A previous report of a marked improvement in progression-free survival (PFS, hazard ratio [HR] 0.48) with a trend to overall survival (OS) benefit for amivantamab plus chemotherapy in the phase III MARIPOSA-2 study has led to a growing uptake of this regimen (Ann Oncol. 2024;35:77–90). As presented in Barcelona, second interim analysis and post-progression results of amivantamab plus chemotherapy (carboplatin–pemetrexed) versus chemotherapy alone in patients with EGFR-mutant advanced NSCLC that had progressed on osimertinib in the MARIPOSA-2 trial revealed a deepening survival benefit, though it did not reach the pre-specified significance threshold (LBA54). At a median follow-up of 18.1 months, OS in patients receiving amivantamab plus chemotherapy was 17.7 months compared with 15.3 months in those receiving chemotherapy alone (HR 0.73; p=0.039).
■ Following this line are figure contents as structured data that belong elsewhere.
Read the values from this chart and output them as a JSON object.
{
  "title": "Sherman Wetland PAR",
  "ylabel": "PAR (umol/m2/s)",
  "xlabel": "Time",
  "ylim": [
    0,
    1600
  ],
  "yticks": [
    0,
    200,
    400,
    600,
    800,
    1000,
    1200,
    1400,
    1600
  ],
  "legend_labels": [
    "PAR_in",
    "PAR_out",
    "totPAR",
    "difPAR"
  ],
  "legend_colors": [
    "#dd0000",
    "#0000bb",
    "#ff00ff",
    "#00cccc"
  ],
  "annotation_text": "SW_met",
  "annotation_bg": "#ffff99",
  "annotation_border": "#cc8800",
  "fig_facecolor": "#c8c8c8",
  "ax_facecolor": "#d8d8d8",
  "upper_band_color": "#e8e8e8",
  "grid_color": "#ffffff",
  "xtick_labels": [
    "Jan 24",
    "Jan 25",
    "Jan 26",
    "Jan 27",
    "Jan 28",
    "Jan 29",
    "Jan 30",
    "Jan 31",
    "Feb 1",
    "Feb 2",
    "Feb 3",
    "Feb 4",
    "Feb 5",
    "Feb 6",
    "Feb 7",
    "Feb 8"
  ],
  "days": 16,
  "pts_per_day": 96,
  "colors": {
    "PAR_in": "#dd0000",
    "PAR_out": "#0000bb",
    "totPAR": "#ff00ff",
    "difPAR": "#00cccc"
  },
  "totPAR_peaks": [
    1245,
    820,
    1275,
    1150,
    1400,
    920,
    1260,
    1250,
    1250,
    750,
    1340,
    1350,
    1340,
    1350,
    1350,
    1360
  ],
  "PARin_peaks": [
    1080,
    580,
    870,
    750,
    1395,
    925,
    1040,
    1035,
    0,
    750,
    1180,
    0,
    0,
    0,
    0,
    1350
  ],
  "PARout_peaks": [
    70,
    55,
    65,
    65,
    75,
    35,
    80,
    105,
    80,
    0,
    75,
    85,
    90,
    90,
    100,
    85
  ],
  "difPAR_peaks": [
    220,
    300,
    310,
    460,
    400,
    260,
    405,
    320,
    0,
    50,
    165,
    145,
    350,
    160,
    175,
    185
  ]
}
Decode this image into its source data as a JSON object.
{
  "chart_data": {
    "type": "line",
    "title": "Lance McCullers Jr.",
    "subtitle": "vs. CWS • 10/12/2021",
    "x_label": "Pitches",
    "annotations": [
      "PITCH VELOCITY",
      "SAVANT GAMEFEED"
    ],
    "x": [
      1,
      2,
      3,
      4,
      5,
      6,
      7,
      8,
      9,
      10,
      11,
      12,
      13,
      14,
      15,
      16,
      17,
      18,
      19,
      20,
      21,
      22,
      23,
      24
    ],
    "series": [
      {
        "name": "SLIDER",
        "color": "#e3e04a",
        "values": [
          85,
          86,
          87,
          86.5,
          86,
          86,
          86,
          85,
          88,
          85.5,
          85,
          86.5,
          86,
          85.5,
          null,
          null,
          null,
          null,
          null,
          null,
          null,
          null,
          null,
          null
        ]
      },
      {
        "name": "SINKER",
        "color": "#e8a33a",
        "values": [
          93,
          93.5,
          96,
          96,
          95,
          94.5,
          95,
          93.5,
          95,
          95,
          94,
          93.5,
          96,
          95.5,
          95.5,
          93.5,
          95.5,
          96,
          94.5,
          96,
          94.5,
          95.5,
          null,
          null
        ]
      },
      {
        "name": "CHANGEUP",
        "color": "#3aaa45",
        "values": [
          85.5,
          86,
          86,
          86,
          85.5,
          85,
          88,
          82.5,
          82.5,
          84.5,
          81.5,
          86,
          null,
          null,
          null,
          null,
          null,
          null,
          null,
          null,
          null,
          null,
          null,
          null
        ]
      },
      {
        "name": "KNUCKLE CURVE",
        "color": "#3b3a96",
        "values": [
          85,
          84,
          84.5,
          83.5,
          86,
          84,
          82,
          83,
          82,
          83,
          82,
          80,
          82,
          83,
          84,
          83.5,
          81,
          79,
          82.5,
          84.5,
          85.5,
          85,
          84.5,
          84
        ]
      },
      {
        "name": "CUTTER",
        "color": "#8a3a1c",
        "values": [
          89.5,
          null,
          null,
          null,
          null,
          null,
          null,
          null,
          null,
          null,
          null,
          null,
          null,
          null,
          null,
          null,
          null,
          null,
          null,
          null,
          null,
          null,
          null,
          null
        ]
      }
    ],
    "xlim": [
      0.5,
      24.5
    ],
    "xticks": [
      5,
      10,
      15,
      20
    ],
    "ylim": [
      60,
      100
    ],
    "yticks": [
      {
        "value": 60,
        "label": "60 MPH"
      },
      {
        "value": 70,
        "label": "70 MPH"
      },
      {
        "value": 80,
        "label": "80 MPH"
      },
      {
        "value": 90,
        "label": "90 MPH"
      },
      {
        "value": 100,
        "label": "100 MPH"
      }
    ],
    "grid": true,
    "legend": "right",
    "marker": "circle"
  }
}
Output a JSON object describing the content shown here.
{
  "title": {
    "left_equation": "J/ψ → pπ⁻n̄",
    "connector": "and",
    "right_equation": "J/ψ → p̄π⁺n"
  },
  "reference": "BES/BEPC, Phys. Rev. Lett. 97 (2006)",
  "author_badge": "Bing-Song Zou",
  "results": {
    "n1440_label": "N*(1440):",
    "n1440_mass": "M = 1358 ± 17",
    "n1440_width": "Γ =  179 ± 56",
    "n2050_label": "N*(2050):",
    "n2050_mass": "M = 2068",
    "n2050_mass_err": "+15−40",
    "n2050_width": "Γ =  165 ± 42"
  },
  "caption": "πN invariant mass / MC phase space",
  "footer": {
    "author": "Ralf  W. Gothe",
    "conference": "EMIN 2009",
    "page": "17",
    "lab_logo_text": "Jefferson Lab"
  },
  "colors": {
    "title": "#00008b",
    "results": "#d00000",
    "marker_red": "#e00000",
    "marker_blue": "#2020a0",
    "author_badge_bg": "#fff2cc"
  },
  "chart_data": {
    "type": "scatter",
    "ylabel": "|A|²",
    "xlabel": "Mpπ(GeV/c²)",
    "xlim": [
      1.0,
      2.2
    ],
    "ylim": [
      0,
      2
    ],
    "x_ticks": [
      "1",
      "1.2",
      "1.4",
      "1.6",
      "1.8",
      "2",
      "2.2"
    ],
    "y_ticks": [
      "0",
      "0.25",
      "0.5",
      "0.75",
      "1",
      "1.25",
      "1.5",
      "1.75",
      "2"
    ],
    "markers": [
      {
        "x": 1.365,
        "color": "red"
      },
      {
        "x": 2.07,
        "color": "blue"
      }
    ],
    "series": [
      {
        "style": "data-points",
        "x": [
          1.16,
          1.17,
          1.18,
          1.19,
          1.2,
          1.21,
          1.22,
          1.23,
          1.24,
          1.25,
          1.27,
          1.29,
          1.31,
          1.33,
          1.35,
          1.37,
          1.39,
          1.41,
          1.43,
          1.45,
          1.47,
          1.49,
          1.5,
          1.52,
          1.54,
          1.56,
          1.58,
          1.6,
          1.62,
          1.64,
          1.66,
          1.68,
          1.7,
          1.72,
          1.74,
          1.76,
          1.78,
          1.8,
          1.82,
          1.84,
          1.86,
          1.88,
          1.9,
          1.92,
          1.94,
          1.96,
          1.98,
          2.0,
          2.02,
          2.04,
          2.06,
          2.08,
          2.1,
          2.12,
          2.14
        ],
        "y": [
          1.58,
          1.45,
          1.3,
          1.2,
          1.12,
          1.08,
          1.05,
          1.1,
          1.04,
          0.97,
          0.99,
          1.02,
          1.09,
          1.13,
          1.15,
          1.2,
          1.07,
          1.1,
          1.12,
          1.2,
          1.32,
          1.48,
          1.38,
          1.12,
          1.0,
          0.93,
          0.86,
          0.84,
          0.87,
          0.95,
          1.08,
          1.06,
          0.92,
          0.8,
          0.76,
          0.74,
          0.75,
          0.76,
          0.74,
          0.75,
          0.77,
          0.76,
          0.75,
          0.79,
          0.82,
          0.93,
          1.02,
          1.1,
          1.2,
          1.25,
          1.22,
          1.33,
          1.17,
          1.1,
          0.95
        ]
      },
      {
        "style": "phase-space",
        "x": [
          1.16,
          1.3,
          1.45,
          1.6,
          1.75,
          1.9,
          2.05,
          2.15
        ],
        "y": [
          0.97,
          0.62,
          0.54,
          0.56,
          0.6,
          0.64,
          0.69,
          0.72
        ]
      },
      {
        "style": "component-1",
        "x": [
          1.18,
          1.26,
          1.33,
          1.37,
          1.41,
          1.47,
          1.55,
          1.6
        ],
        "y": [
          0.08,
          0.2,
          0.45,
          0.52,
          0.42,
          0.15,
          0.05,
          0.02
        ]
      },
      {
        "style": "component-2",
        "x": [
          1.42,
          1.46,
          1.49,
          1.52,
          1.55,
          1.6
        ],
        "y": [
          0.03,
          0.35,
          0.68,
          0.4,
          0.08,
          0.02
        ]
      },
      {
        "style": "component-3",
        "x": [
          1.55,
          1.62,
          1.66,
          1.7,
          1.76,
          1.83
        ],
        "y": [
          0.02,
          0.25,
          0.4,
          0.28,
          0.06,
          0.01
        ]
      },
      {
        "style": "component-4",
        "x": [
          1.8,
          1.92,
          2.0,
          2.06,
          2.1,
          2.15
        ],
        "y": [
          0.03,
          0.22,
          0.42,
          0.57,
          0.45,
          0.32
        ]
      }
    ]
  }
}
PFS after the first subsequent therapy was significantly longer with amivantamab plus chemotherapy than with chemotherapy alone (median 16.0 months versus 11.6 months, respectively; HR 0.64; p=0.002). “These latest results continue to strengthen the position of amivantamab plus chemotherapy as the most effective regimen to date after disease progression on osimertinib, outperforming the previous standard of platinum chemotherapy alone,” says Leighl, although further confirmation is needed on its survival impact and its positioning following first-line combinations beyond osimertinib alone. “We eagerly await the final OS analysis, which will hopefully establish this regimen as providing a significant improvement in survival versus platinum doublet as second-line therapy. We also need to improve our management of toxicity, especially skin toxicity, optimise treatment delivery (e.g. with subcutaneous amivantamab) and clarify how this treatment option fits into a more personalised approach to osimertinib resistance based on molecular profiling.”

Adding further to the clinical picture to help determine optimised therapy in EGFR-mutated NSCLC, investigators from the REZILIENT1 phase IIb study presented the first data cut of the antitumour activity of zipalertinib, an irreversible and selective EGFR TKI, in patients with EGFR exon 20 insertion-mutated NSCLC that had progressed with amivantamab (Abstract 1254MO). In a group of 30 patients evaluable for efficacy, zipalertinib was associated with a 40% confirmed objective response rate with the median duration of response not yet estimable. “This degree of activity is similar to the initial report of a 41% response rate with zipalertinib in patients who had received prior platinum-based chemotherapy (J Clin Oncol. 2023;41:4218–55),” says Leighl. So far in the current analysis, the rate of dose reductions and discontinuations was low, and toxicity was manageable. “This report highlights the marked activity of zipalertinib even in patients with disease progression on amivantamab. Along with its favourable toxicity profile and previously reported central nervous system activity, zipalertinib is a very promising option for patients with EGFR exon20 insertion-mutated NSCLC even after amivantamab,” comments Leighl.

Leighl thinks that these latest results provide great hope for patients with EGFR-resistant NSCLC. “As the number of targeted agents and combinations increases, along with better patient outcomes, our future challenge will be to personalise first-line and subsequent treatment approaches. There are many considerations, including balancing efficacy and toxicity, front-line treatment combinations versus sequential approaches and how to maximise benefit using a biomarker or precision-guided approach. This new evidence helps us continue to improve our evidence-based approach to personalised, effective care for patients,” she concludes.